Iran FM tests positive for COVID at key moment for nuclear talks

Iranian Foreign Minister Hossein Amir-Abdollahian is seen before meeting with his Russian counterpart in Moscow, on October 6, 2021. (Kirill Kudryavtsev/ Pool/AFP)
Iranian Foreign Minister Hossein Amir-Abdollahian is seen before meeting with his Russian counterpart in Moscow, on October 6, 2021. (Kirill Kudryavtsev/ Pool/AFP)

Iran’s foreign minister has tested positive for COVID-19, local media reports, at a key moment in diplomatic efforts to revive a nuclear agreement with major powers.

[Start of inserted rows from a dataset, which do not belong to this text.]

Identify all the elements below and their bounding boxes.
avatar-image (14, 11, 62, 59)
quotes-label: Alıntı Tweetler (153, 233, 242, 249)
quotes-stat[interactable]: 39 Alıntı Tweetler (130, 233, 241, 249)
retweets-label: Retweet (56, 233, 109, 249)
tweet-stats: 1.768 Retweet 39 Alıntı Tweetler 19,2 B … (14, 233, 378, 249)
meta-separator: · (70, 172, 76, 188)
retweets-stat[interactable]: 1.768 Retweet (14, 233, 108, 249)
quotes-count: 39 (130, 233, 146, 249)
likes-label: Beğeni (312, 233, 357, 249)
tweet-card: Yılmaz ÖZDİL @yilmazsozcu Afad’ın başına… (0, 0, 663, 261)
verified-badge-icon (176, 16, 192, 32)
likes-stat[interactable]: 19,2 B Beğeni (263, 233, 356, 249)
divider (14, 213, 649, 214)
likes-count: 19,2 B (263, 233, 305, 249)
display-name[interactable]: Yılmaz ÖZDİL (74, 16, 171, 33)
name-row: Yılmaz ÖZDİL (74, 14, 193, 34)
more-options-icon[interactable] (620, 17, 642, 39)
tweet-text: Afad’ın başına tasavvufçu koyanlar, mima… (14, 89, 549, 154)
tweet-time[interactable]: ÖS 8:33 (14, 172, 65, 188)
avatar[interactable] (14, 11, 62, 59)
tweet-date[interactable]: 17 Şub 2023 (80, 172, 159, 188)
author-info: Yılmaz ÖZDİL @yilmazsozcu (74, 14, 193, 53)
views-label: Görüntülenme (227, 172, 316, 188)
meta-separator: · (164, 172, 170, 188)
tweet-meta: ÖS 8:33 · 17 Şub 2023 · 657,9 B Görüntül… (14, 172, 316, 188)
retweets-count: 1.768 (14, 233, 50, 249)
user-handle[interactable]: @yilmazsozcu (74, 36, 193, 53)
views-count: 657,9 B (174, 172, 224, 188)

Hossein Amir-Abdollahian “tested positive today for coronavirus,” the Tasnim news agency reports.

The 57-year-old career diplomat, who was named foreign minister in August by ultraconservative President Ebrahim Raisi, was a close confidant of military strategist General Qassem Soleimani who was assassinated in a US drone strike early last year.

“His general health is satisfactory and he is continuing his daily duties from quarantine,” ministry spokesman Saeed Khatibzadeh tells the official IRNA news agency.

Khatibzadeh had said just Monday that talks with the remaining parties to the 2015 nuclear deal would resume “in the next two or three weeks,” although he added that ministers would not take part.

The talks have been on hold since before Raisi’s election in June.